Sommes-nous prêts à sacrifier la hiérarchie de l’information pour surfer sur les sujets qui font habituellement les manchettes des magazines à potins ? Ne devrions-nous pas nous attarder sur des sujets qui ont de réelles conséquences et qui nous portent à réfléchir ?

Pourquoi la vie d’un adolescent – et, au-delà, la problématique de la migration – est-elle confinée à un fait divers, alors que l’exil est l’une des problématiques les plus fondamentales des années à venir ? Ne devrions-nous pas nous attarder au sort du jeune Laurent-Barthélémy Ani Guibahi comme nous l’avions fait pour le petit Syrien Aylan Kurdi, dont la mort avait suscité l’émoi de la communauté internationale en 2015 ? En tant que société qui se dit moderne, ne devrions-nous pas informer et éduquer un peu plus les citoyens sur ce qui se passe ailleurs pour leur permettre de mieux saisir la réalité d’ici et les enjeux qui vont se présenter à nous ? Cela passe nécessairement par un journalisme rigoureux et pédagogique. Une mission que tous les médias, dignes de ce nom, devraient embrasser.

La mort de Laurent-Barthélémy Ani Guibahi révèle quelque chose de profond. Cet enfant a été aveuglé par le mirage du rêve européen que beaucoup de jeunes Africains partagent encore. Il s’agit de savoir pourquoi, et de tenter de comprendre en quoi la misère et l’insécurité peuvent pousser à prendre tous les risques liés à la migration irrégulière. Qui plus est, ce qui se passe dans la tête d’un enfant qui a parcouru plus d’une trentaine de kilomètres à pied pour rejoindre l’aéroport d’Abidjan où sa destinée funeste l’attendait.

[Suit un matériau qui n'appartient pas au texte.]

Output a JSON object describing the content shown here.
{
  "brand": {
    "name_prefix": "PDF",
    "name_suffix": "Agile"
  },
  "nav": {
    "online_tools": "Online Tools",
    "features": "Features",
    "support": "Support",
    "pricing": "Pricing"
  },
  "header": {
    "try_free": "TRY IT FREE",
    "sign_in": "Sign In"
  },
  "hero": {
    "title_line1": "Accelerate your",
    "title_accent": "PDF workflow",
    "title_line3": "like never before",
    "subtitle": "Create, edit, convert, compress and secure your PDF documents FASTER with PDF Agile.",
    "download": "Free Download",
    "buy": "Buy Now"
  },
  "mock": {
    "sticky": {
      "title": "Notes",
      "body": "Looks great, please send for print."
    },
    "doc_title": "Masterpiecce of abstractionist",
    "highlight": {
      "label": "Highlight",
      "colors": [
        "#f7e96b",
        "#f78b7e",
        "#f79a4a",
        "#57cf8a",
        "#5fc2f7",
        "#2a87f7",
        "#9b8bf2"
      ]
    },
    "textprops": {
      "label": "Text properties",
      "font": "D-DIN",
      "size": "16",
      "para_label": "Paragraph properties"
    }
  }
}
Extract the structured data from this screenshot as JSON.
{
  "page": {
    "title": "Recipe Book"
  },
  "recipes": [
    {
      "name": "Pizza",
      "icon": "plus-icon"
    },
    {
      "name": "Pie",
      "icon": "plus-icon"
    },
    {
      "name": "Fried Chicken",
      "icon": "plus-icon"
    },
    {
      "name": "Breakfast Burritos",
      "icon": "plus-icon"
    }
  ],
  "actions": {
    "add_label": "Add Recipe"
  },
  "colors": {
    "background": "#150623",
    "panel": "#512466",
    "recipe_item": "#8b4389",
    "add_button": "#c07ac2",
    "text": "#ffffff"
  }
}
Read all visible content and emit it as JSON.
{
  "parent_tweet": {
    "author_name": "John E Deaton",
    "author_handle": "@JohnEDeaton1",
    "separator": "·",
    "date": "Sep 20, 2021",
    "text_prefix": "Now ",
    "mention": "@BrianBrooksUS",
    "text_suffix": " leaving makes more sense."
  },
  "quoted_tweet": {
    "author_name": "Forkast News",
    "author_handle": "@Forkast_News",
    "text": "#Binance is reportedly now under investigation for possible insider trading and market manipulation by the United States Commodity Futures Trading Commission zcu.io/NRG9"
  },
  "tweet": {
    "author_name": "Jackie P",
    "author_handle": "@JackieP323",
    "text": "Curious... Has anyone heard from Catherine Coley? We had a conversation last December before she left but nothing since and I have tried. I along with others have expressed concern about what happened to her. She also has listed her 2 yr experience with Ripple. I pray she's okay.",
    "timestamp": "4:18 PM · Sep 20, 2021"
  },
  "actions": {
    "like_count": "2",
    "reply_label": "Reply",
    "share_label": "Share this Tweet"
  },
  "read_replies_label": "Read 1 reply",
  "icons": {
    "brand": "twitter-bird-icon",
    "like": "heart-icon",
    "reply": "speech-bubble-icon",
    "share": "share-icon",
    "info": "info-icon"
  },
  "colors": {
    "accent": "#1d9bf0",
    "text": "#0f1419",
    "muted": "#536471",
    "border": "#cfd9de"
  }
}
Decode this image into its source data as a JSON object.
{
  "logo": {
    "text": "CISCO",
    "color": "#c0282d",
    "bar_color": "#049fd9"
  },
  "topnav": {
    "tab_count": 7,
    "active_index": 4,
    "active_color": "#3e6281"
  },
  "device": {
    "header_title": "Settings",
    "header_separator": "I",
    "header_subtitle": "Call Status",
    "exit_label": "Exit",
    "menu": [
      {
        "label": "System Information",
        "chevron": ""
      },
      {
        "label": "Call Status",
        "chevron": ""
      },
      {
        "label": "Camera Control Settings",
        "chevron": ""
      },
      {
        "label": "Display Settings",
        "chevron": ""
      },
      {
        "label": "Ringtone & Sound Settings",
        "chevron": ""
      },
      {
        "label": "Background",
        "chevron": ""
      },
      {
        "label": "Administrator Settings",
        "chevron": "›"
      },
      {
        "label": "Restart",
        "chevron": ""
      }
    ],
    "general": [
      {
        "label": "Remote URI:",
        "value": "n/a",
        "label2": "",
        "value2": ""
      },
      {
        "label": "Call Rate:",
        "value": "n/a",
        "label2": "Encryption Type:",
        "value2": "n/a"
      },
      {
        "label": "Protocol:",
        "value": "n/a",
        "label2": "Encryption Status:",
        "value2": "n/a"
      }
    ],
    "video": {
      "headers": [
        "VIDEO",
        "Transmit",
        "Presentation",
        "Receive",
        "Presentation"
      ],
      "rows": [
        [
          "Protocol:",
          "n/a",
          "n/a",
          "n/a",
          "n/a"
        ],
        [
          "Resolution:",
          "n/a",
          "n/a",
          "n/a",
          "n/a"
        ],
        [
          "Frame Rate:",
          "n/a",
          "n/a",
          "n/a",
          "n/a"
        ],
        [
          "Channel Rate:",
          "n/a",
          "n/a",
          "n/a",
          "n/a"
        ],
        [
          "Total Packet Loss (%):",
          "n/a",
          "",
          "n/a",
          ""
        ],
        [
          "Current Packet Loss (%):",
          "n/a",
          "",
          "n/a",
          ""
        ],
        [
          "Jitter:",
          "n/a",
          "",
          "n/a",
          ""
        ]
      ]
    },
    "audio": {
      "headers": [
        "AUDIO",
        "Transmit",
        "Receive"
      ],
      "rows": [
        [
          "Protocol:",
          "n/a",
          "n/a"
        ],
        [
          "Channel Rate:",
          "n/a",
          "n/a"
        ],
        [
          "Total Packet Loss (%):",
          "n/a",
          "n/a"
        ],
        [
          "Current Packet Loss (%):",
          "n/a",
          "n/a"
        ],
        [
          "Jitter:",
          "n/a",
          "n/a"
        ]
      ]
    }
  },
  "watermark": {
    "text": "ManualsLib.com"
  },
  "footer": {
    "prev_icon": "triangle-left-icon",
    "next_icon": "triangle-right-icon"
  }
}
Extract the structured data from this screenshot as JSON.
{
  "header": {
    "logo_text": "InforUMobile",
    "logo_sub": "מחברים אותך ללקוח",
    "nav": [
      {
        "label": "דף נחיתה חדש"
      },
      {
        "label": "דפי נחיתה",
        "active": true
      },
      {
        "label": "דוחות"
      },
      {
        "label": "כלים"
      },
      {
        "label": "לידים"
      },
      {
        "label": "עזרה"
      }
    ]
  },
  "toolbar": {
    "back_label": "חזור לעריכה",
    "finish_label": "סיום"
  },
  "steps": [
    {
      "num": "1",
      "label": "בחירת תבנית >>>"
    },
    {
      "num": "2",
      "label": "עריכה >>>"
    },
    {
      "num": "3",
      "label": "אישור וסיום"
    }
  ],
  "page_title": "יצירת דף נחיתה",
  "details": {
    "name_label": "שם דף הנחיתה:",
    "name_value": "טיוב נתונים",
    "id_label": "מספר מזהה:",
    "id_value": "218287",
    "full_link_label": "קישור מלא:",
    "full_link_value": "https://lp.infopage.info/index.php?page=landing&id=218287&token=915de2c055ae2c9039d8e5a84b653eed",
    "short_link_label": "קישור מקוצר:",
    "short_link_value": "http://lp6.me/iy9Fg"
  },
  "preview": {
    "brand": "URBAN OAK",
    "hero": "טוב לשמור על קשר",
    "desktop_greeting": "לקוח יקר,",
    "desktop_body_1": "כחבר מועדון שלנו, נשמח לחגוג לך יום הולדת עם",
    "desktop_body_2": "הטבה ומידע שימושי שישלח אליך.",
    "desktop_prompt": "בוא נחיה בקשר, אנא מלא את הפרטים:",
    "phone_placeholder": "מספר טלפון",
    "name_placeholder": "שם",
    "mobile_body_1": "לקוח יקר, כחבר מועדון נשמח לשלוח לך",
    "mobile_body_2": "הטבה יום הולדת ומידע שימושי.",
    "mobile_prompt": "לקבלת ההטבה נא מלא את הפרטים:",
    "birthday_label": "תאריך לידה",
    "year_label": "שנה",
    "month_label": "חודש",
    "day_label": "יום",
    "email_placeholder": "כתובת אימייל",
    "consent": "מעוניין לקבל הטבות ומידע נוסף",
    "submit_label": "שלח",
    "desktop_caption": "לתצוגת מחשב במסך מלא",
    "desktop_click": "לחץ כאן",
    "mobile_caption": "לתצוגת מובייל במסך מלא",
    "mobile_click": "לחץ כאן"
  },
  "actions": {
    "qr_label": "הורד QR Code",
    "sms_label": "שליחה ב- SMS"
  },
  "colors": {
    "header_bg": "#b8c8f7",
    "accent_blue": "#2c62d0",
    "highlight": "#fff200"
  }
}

L’un des rares articles sur le sujet, paru dans Le Monde Afrique le 15 janvier essaie de trouver ce qui a poussé l’adolescent vivant avec son père au faible revenu à risquer sa vie de la sorte. Lycéen sans problème, ses professeurs assurent ne rien avoir vu venir malgré ses absences répétées. En revanche, pour ses camarades, Laurent-Barthélémy faisait l’école buissonnière et passait du temps au cybercafé où il aurait fomenté son projet avec l’aide de passeurs. Il avait même pris l’habitude d’imiter l’accent des « Blancs » quand il parlait français, selon un de ses amis.

Doit-on sacrifier cette réalité, dure, triste et symptomatique du monde d’aujourd’hui au profit des frasques d’un couple princier ? Laurent-Barthélemy aurait dû avoir autant de place dans la couverture médiatique que Meghan et Harry. Si ce n’est plus.

Depuis le 1er janvier, au moins 17 migrants ont déjà perdu la vie sur la route entre l’Afrique et l’Europe, et ce, alors que l’Union européenne peine encore à mettre en place une politique migratoire claire. À qui profite vraiment ce statu quo européen ? Seulement aux passeurs qui profitent de la misère ? Aux décideurs qui se renvoient la balle?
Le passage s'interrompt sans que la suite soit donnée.